The GOP’s waving Pelosi around to rack up wins points to another hard-political truth.  An odious name can make a difference—for better or worse. Trump proved that. His name and all the negatives that go with it hurt and helped him at the same time in the initial run-up to the GOP presidential race. He got few endorsements, no big donor contributions, and almost total scorn from the GOP party establishment. This helped him for the exact reasons it hurt him. It made him appear to be the consummate political outlier, the proverbial man on the white horse who will cleanse the corrupt, deal making beltway Washington swamp.

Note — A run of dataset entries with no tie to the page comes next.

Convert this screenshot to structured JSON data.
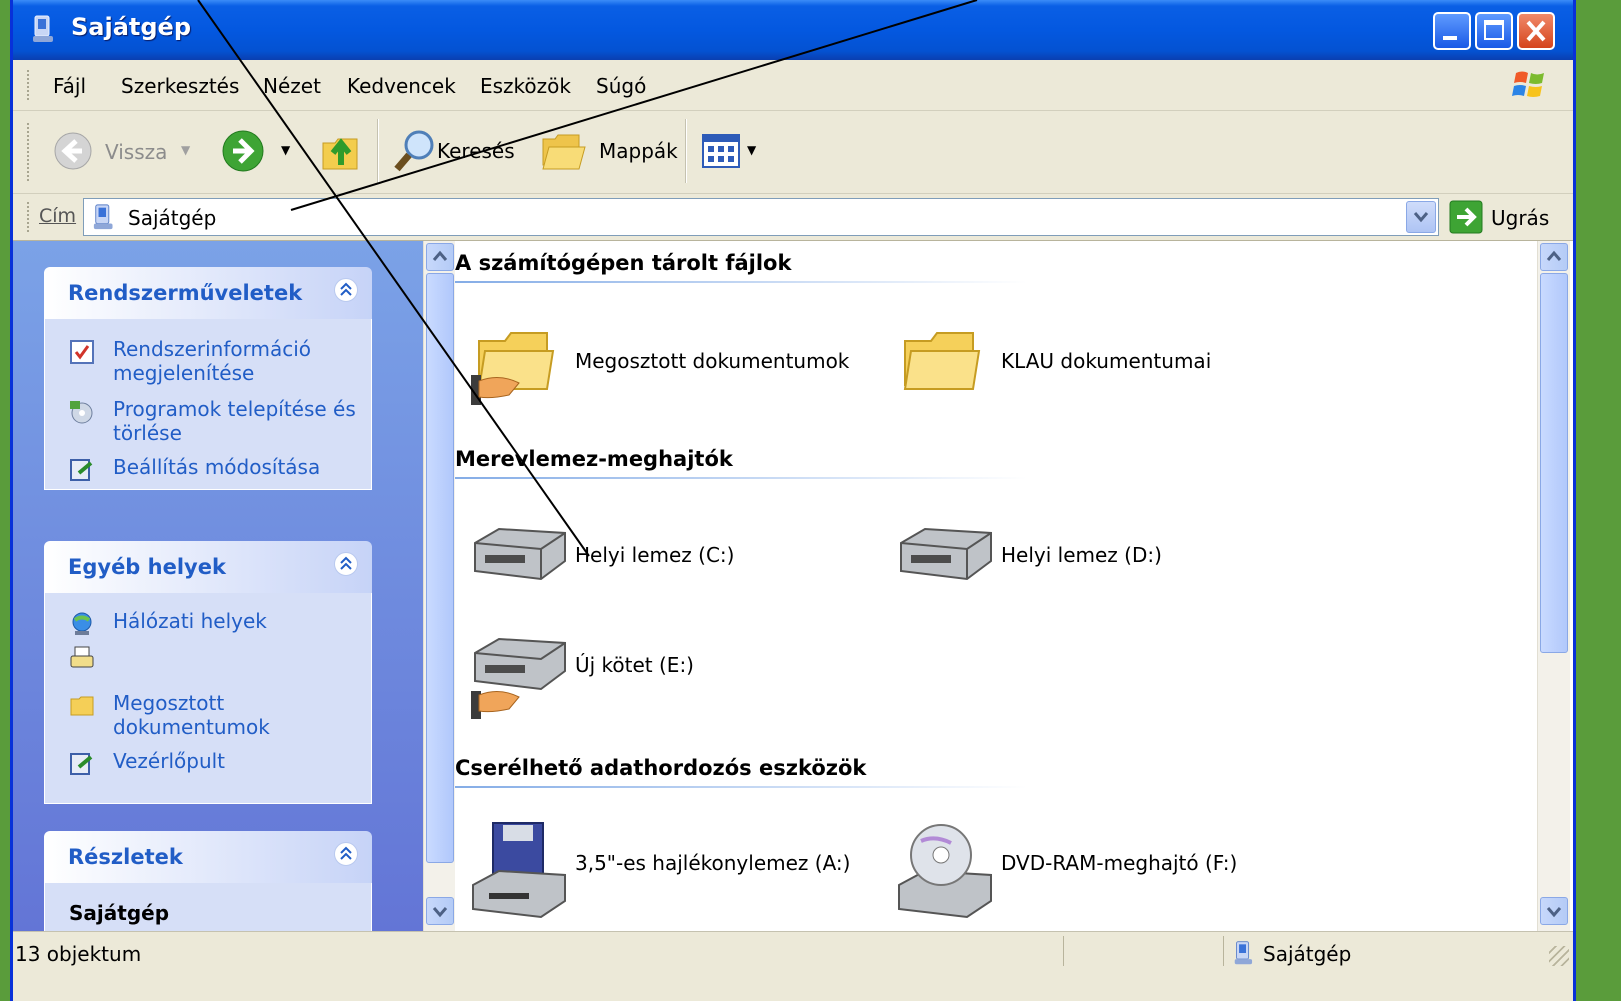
{
  "window": {
    "title": "Sajátgép"
  },
  "menu": {
    "items": [
      {
        "label": "Fájl"
      },
      {
        "label": "Szerkesztés"
      },
      {
        "label": "Nézet"
      },
      {
        "label": "Kedvencek"
      },
      {
        "label": "Eszközök"
      },
      {
        "label": "Súgó"
      }
    ]
  },
  "toolbar": {
    "back_label": "Vissza",
    "search_label": "Keresés",
    "folders_label": "Mappák"
  },
  "address": {
    "label": "Cím",
    "value": "Sajátgép",
    "go_label": "Ugrás"
  },
  "sidebar": {
    "system_tasks": {
      "title": "Rendszerműveletek",
      "items": [
        {
          "label": "Rendszerinformáció megjelenítése"
        },
        {
          "label": "Programok telepítése és törlése"
        },
        {
          "label": "Beállítás módosítása"
        }
      ]
    },
    "other_places": {
      "title": "Egyéb helyek",
      "items": [
        {
          "label": "Hálózati helyek"
        },
        {
          "label": ""
        },
        {
          "label": "Megosztott dokumentumok"
        },
        {
          "label": "Vezérlőpult"
        }
      ]
    },
    "details": {
      "title": "Részletek",
      "name": "Sajátgép"
    }
  },
  "groups": {
    "stored_files": {
      "title": "A számítógépen tárolt fájlok",
      "items": [
        {
          "label": "Megosztott dokumentumok"
        },
        {
          "label": "KLAU dokumentumai"
        }
      ]
    },
    "hard_drives": {
      "title": "Merevlemez-meghajtók",
      "items": [
        {
          "label": "Helyi lemez (C:)"
        },
        {
          "label": "Helyi lemez (D:)"
        },
        {
          "label": "Új kötet (E:)"
        }
      ]
    },
    "removable": {
      "title": "Cserélhető adathordozós eszközök",
      "items": [
        {
          "label": "3,5\"-es hajlékonylemez (A:)"
        },
        {
          "label": "DVD-RAM-meghajtó (F:)"
        }
      ]
    }
  },
  "status": {
    "count": "13 objektum",
    "location": "Sajátgép"
  },
  "colors": {
    "titlebar": "#0458e0",
    "taskpane_link": "#215dc6",
    "background": "#5a9c3b"
  }
}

That was a lie. But combined with a big healthy dose of his naked race, immigrant and Muslim baiting it was more than enough to convince just enough disgusted white rural blue collar, less educated voters that he was what he said he was. Pelosi is in the same spot with her name. The difference is that it’s not just one office, the presidency, that’s at stake, but dozens of offices that the Democrats are desperate to win. There’s absolutely no upside to a bad name when the opposition welds that as a hammer against you.

What can be done? Pelosi has tried mightily to push back by bowing to the wishes of many Democrats to stay out of their districts, by low keying her presence in the media, and low keying even more her position as  House Minority Leader. What she hasn’t done is what more than a few Democrats want her to do. That’s make a public pledge that if the Democrats take back the House in November she will not be the party’s majority leader.

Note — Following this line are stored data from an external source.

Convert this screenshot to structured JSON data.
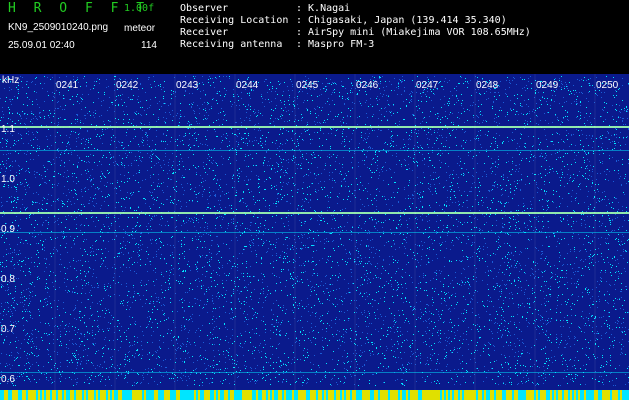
{
  "header": {
    "app_title": "H R O F F T",
    "version": "1.00f",
    "filename": "KN9_2509010240.png",
    "mode": "meteor",
    "datetime": "25.09.01 02:40",
    "count": "114",
    "info": [
      {
        "label": "Observer",
        "value": ": K.Nagai"
      },
      {
        "label": "Receiving Location",
        "value": ": Chigasaki, Japan (139.414 35.340)"
      },
      {
        "label": "Receiver",
        "value": ": AirSpy mini (Miakejima VOR 108.65MHz)"
      },
      {
        "label": "Receiving antenna",
        "value": ": Maspro FM-3"
      }
    ]
  },
  "spectrogram": {
    "y_unit": "kHz",
    "y_ticks": [
      "1.1",
      "1.0",
      "0.9",
      "0.8",
      "0.7",
      "0.6"
    ],
    "time_ticks": [
      "0241",
      "0242",
      "0243",
      "0244",
      "0245",
      "0246",
      "0247",
      "0248",
      "0249",
      "0250"
    ],
    "colors": {
      "background": "#0a1a8c",
      "noise_high": "#00e5ff",
      "noise_mid": "#1a5cd6",
      "signal": "#a0ffb0",
      "bottom_bar": "#e0e000"
    }
  }
}
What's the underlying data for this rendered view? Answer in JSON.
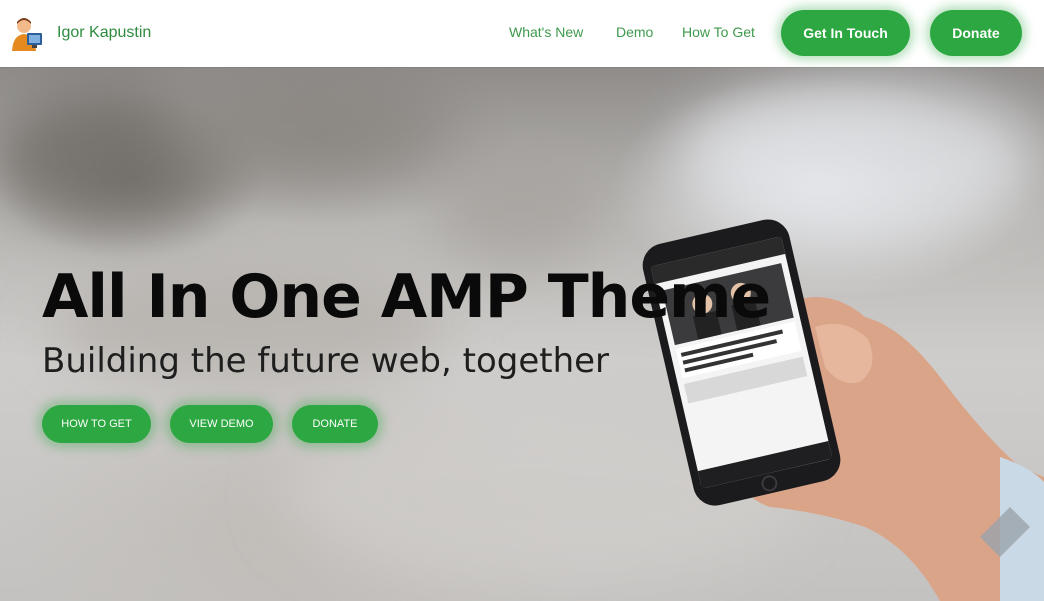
{
  "header": {
    "brand": {
      "name": "Igor Kapustin",
      "avatar_icon": "user-avatar-icon"
    },
    "nav": [
      {
        "label": "What's New"
      },
      {
        "label": "Demo"
      },
      {
        "label": "How To Get"
      }
    ],
    "buttons": {
      "contact_label": "Get In Touch",
      "donate_label": "Donate"
    }
  },
  "hero": {
    "title": "All In One AMP Theme",
    "subtitle": "Building the future web, together",
    "cta": [
      {
        "label": "HOW TO GET"
      },
      {
        "label": "VIEW DEMO"
      },
      {
        "label": "DONATE"
      }
    ],
    "phone_screen": {
      "headline": "Pressemelding årsresultat 2016: Solid verdiskaping for Aars"
    }
  },
  "colors": {
    "accent": "#2ca741",
    "nav_text": "#3e9a4c",
    "title_text": "#0a0a0a"
  }
}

This is a pledge that Pelosi isn’t likely to make. There’s absolutely no sign that Democratic Party leaders will demand that she stand down either. The you wash my hand, I wash yours MO, is simply too deeply entrenched in the way the two parties do business. The brute truth is that it will take another notch in November on Pelosi’s disastrous losing streak to finally budge the party to demand that she go. But go, she must, or the Democrats risk losing the House in November—Again.  

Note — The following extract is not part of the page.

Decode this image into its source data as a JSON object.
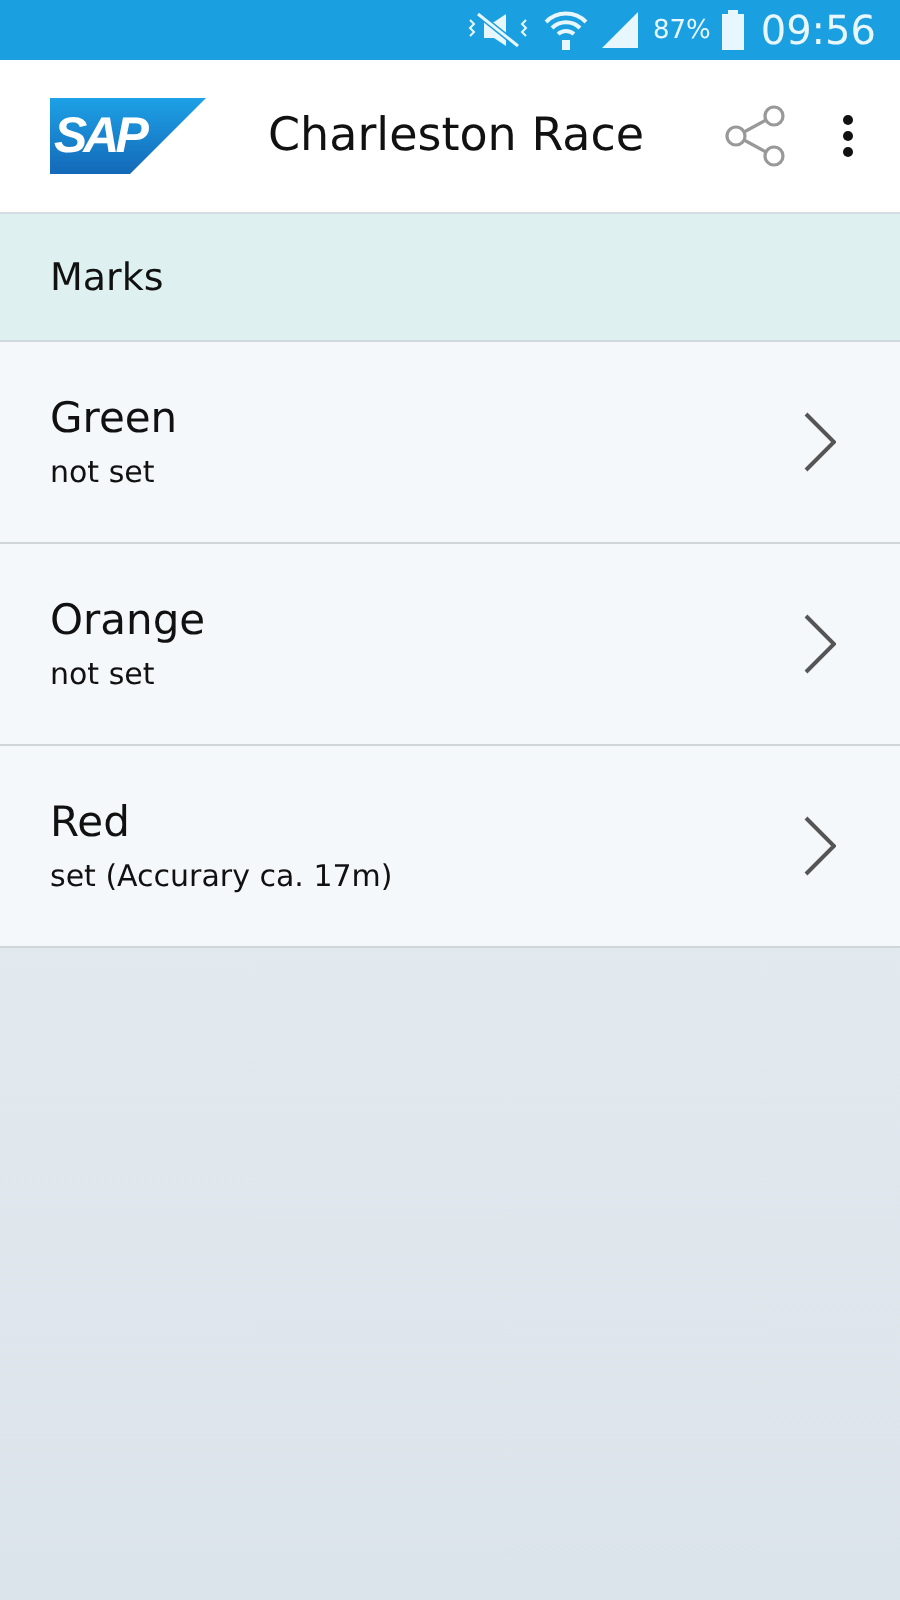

Earl Ofari Hutchinson is an author and political analyst. He is the author of the forthcoming Why Black Lives Do Matter (Middle Passage Press). He is a weekly co-host of the Al Sharpton Show on Radio One. He is the host of the weekly Hutchinson Report on KPFK 90.7 FM Los Angeles and the Pacifica Network.

1 thought on “Keep Pelosi and Lose the House In November—Again”

  1. Bounce Pelosi!
    Pelosi appears to take pride in maintaining a polarizing personality, perpetuating our current state of political tribalism. Pelosi’s reputation for passing laws along party lines and maintaining a condescending/dismissive attitude to the opposing party was clearly established during the process of passing the Affordable Care Act in 2010. While many voters are concerned with growing health care costs, the Affordable Care Act became synonymous with “Big-Government Overreach.” Most voters might agree with the idea of affordable health care, but the final law contained some unpopular poison pill taxes. “Obama Care” imposed taxes against low-income families earning more than $14k and small businesses with the “individual mandate” a tax collected by the IRS as part of an individual’s return.

    Few voters are aware of the 40% “excise tax” slated to start in 2018 on employer-sponsored health coverage if an individual’s coverage exceeded $10K or a family’s coverage exceeded $27K. This tax hit middle-class benefits. Backroom deals with big pharmaceutical companies opened the doors to big profits for prescription drugs. Specifically, agreements preventing Medicare and Medicaid from negotiating lower drug prices and blocking Americans from importing cheaper prescription drugs from abroad.

    Needless to say, the voter backlash against Obama and Pelosi allowed the Republican Party to win 63 seats from the Democrats in the 2010 election. With this in mind, Pelosi continues to be a wonderful rally point for Republicans who have effectively portrayed her as liberal elitist and an agent for governmental overreach.